# Mauricio Lemos



## Willy Wonka (17 Novembre 2016)

*Mauricio Lemos* è un difensore centrale di nazionalità uruguaiana, nato il 28 *Dicembre 1995*, dalla passata stagione gioca in Liga, più precisamente nel *Las Palmas* (NDR, la stessa squadra di Boateng). Messosi in mostra con la nazionale U20 nel mondiale e nel campionato sudamericano di categoria nel 2015 è stato prima comprato dal Rubin Kazan, dove non è riuscito a imporsi, per poi trasferirsi appunto nell'isola di Gran Canaria per soli 2 milioni di euro. In estate si è parlato molto di un interessamento del Barcellona per il ragazzo ma i blaugrana non sono andati oltre. In questa stagione sta trovando meno spazio del preventivato, appena 4 presenze in 3 mesi. Non ha ancora esordito con la nazionale maggiore, il tecnico Tabarez nelle convocazioni gli preferisce l'ex Torino Gaston Silva, ma nel prossimo futuro molto probabilmente arriverà anche la prima chiamata dall'Uruguay. Fa del senso della posizione e delle qualità tecniche palla al piede il suo punto di forza, tanto che può essere impiegato anche da mediano davanti la difesa. Spiccate doti nel gioco aereo, dove riesce a sfruttare pienamente la sua altezza. Il suo punto debole è sicuramente la troppa irruenza, unita alla non eccelsa velocità, che ne fanno un mix pericoloso se gestito male. Il suo idolo, a cui dice di ispirarsi, è il connazionale Godìn. Secondo il sito di riferimento, Transfermarkt, il suo attuale valore di mercato è di 7,5 milioni di euro. 

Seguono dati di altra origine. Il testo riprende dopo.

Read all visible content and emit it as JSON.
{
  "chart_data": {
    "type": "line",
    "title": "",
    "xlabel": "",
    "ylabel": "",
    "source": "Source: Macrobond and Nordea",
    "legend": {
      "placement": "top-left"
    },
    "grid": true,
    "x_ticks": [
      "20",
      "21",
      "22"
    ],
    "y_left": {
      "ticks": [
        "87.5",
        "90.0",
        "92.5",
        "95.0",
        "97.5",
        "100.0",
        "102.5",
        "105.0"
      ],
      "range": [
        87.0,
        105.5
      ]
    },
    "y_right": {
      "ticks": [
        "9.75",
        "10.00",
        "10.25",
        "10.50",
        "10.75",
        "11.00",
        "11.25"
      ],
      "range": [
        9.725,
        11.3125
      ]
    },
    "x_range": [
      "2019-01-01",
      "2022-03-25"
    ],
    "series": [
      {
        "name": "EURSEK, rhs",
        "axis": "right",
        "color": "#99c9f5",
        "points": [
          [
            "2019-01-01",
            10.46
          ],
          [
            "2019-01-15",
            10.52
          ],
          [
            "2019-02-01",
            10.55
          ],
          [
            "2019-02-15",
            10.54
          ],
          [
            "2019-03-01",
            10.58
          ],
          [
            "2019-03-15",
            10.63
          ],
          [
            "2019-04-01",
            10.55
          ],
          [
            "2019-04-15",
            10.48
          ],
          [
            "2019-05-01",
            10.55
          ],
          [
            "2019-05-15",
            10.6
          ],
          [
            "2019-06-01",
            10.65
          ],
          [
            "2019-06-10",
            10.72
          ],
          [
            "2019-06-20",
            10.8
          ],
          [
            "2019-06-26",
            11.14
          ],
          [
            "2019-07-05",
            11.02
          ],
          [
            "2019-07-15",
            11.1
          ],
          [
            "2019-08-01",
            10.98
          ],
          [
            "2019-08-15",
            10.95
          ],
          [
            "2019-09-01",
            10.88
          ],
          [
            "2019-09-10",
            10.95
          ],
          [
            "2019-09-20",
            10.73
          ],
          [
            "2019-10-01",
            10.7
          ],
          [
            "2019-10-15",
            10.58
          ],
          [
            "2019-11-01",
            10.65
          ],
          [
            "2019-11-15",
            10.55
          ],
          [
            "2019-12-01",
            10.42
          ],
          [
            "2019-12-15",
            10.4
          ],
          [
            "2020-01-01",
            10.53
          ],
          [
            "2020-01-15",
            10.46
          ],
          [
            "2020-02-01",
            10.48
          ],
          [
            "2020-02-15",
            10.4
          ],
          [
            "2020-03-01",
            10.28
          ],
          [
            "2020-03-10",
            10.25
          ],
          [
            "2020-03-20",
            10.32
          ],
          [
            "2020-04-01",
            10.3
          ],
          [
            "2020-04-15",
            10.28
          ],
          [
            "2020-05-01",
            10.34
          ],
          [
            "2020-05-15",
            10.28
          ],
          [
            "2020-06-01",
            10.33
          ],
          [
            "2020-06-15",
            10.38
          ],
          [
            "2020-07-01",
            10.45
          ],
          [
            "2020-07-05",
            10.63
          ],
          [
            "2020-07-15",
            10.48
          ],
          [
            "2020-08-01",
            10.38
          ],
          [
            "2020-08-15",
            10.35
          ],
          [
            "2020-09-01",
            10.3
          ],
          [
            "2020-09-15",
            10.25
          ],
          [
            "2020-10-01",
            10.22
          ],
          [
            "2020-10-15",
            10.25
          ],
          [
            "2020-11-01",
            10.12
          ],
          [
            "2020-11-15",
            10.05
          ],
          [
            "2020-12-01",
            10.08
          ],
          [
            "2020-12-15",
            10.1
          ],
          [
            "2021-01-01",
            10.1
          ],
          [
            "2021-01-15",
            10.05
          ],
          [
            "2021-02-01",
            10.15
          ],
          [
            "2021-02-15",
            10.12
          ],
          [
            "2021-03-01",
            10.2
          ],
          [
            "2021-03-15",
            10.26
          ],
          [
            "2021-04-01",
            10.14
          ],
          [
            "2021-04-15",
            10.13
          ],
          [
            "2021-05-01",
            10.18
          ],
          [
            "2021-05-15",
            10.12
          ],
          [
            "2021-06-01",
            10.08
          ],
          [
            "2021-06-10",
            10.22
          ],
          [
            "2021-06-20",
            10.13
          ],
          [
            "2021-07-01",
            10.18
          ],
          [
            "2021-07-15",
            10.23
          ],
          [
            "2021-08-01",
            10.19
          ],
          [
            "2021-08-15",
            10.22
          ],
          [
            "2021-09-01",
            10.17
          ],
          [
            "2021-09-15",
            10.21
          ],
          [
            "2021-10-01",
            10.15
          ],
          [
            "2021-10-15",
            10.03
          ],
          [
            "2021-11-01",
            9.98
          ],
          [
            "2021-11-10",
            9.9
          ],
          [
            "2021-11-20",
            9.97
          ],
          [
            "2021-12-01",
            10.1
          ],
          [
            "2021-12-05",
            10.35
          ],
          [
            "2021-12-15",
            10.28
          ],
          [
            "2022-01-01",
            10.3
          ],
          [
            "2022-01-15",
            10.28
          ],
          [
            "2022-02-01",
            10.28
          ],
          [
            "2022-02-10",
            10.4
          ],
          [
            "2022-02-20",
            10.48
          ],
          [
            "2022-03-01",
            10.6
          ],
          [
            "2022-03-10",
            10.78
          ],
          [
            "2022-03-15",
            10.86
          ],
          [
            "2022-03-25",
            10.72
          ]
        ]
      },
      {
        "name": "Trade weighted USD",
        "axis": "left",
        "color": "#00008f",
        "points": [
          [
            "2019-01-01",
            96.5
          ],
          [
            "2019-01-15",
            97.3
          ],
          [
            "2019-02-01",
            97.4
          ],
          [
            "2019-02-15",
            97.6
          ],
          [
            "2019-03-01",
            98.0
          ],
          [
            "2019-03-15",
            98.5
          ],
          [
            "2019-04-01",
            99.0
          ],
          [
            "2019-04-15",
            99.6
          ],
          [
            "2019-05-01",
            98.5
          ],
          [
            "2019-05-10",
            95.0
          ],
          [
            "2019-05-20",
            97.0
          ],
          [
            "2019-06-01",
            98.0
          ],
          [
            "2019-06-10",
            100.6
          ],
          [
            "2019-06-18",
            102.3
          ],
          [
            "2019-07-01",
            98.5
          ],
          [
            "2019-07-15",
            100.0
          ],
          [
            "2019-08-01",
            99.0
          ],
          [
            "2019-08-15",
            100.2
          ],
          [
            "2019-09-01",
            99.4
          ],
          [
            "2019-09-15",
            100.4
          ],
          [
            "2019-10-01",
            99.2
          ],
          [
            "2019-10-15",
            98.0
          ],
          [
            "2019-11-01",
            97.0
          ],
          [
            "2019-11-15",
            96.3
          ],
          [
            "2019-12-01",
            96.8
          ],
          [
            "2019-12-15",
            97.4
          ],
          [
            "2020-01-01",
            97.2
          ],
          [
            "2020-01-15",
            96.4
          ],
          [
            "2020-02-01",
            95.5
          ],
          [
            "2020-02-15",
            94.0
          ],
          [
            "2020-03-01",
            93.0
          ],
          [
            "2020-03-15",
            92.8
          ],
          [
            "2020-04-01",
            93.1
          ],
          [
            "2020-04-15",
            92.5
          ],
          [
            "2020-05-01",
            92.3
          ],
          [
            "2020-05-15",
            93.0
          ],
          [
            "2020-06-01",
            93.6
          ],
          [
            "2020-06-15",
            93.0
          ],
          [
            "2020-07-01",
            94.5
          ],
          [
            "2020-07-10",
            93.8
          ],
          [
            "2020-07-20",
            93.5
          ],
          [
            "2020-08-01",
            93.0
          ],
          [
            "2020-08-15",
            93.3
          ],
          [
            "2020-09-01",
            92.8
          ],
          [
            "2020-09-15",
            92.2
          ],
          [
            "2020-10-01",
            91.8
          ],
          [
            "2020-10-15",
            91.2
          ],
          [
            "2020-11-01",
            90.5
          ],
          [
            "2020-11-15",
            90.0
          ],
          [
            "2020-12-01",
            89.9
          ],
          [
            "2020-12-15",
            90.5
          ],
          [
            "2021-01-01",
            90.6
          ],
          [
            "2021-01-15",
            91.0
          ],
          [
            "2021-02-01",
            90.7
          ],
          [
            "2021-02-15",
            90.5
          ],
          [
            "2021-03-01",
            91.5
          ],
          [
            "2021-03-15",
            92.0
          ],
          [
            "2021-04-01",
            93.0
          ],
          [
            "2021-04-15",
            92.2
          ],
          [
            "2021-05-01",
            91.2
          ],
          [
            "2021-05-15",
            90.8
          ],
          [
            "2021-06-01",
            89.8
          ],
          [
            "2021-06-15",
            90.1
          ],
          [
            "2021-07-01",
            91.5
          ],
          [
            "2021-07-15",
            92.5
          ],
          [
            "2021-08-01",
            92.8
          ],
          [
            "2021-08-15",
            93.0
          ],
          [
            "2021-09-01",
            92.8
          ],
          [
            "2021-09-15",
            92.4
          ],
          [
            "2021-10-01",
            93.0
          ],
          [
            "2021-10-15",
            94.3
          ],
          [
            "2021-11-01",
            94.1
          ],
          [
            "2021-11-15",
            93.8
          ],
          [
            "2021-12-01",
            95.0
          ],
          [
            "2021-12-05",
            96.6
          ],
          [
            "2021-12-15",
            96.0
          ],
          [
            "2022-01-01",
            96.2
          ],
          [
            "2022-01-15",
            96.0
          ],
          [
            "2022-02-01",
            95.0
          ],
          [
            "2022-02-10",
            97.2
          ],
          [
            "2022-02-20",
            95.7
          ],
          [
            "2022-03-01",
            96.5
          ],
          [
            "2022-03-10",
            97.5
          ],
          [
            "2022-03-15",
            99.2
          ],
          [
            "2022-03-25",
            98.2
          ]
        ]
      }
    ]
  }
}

Video al secondo post con giocate della stagione passata.


----------



## Willy Wonka (17 Novembre 2016)




----------



## ralf (17 Novembre 2016)

Bel giocatore, eletto miglior centrale agli ultimi mondiali Under 20, purtroppo costa già 25-30 M. La scorsa estate se lo sono conteso Real e Barca, ma il Las Palmas voleva tutti e 30M della clausula rescissoria.


----------



## Willy Wonka (8 Gennaio 2017)

[MENTION=1688]Chrissonero[/MENTION] tu che sei spagnolo e magari lo hai seguito più da vicino cosa ne pensi di questo giocatore?


----------



## Chrissonero (8 Gennaio 2017)

Willy Wonka ha scritto:


> [MENTION=1688]Chrissonero[/MENTION] tu che sei spagnolo e magari lo hai seguito più da vicino cosa ne pensi di questo giocatore?



Onestamente l'ho visto solo due tre volte, non e titolare fisso nel las palmas ma un mese fa dal primo minuto contro l'atletico madrid fa benissimo, sembra un tipico difensore uruguaiano di grande personalità, concentrazione e forza fisica, sicuramente da seguire.


----------



## ralf (30 Gennaio 2017)

Willy Wonka ha scritto:


> [MENTION=1688]Chrissonero[/MENTION] tu che sei spagnolo e magari lo hai seguito più da vicino cosa ne pensi di questo giocatore?



Che goal ha fatto contro il Valencia?


----------



## ralf (20 Febbraio 2017)

Altro goal su punizione, un cecchino...


----------



## Willy Wonka (21 Febbraio 2017)

Ha il piede caldo di recente


----------



## Chrissonero (1 Marzo 2017)

Sta facendo una partita super al bernabeu..


----------



## ralf (6 Aprile 2017)

Altro golazo su punizione, non male per essere un difensore.


----------



## ralf (28 Aprile 2017)

Oltre al Barca pare lo voglia anche Monchi alla Roma.


----------